見れば、うさぎのアイコンが表示されている。ものすごく久々にかかってきたその相手に、虎徹は躊躇わず土まみれの軍手で画面をスライドさせた。
「もしもし!?」
【…虎徹さん?】
「おう!」
3ヶ月ぶりに聞く元相棒の声に、虎徹はあっという間に昔に引き戻される。
「ひさしぶりだな、どした?」
【いえ、少し…貴方の声が聞きたくなって。すみません、今そちらは何時でしたか。時差を忘れていました】
バーナビーの後ろが少し騒がしい。音の感じからして、外ではなく、どこか人の集まる室内のようだった。
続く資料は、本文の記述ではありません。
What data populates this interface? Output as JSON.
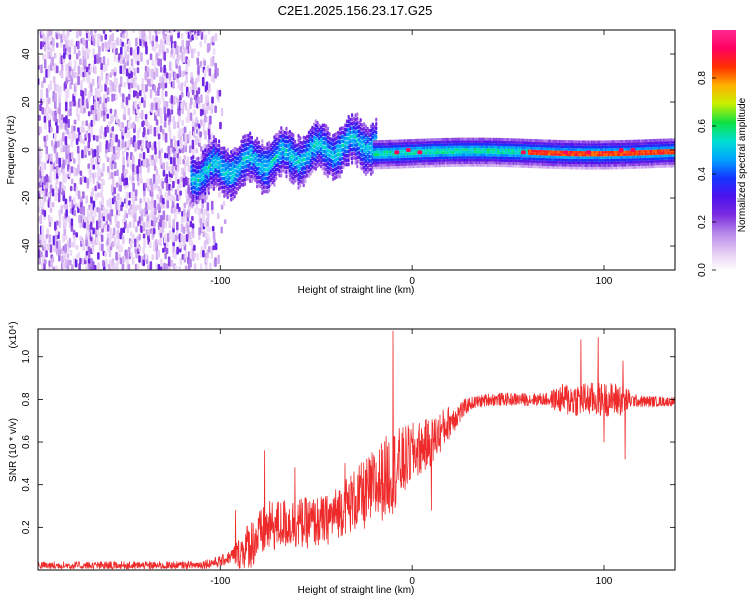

「こっちは昼前の11時だよ。お前、今どこにいんの?」
【国外です。音がうるさいでしょう?ナイトクラブで、ちょっとした用心棒かな、そういう仕事をしています。今は夜の10時だから、大体半日差ですね】
「へー…結構、意外。お前そういうのもやんのな?」
【何でも興味を持ったことはやるようにしています。なにせ、絶賛自分探しの真っ最中ですから】
「ふーん」
見つかったか?なんてそんな事は聞かない。聞いたところでバーナビーは答えないだろうし、虎徹も答えを聞こうとは思わない。
【貴方、今何を?】
「俺?俺は実家で、鏑木だけにカブ作ってんの。なんつってな!だはは!」
虎徹も心配させたくないから、努めて明るく振舞う。
【なんですそれ。ここで散々前も聞かされたおじさんギャグですか?相変わらずだな】
「だろ?だからお前も、元気でやれよ。そんで近くに来たときにでも顔見せてけよ。楓も喜ぶ」
【はい。そのときは、必ず】
「じゃあな」
素っ気ないフリをして電話を切って、虎徹ははっとごしごしと汚れた携帯をスウェットで擦る。
思ったよりもずっと、バーナビーの声を聞けて嬉しいらしい。午後も頑張れそうだと、うんと背伸びをして虎徹は作業に戻った。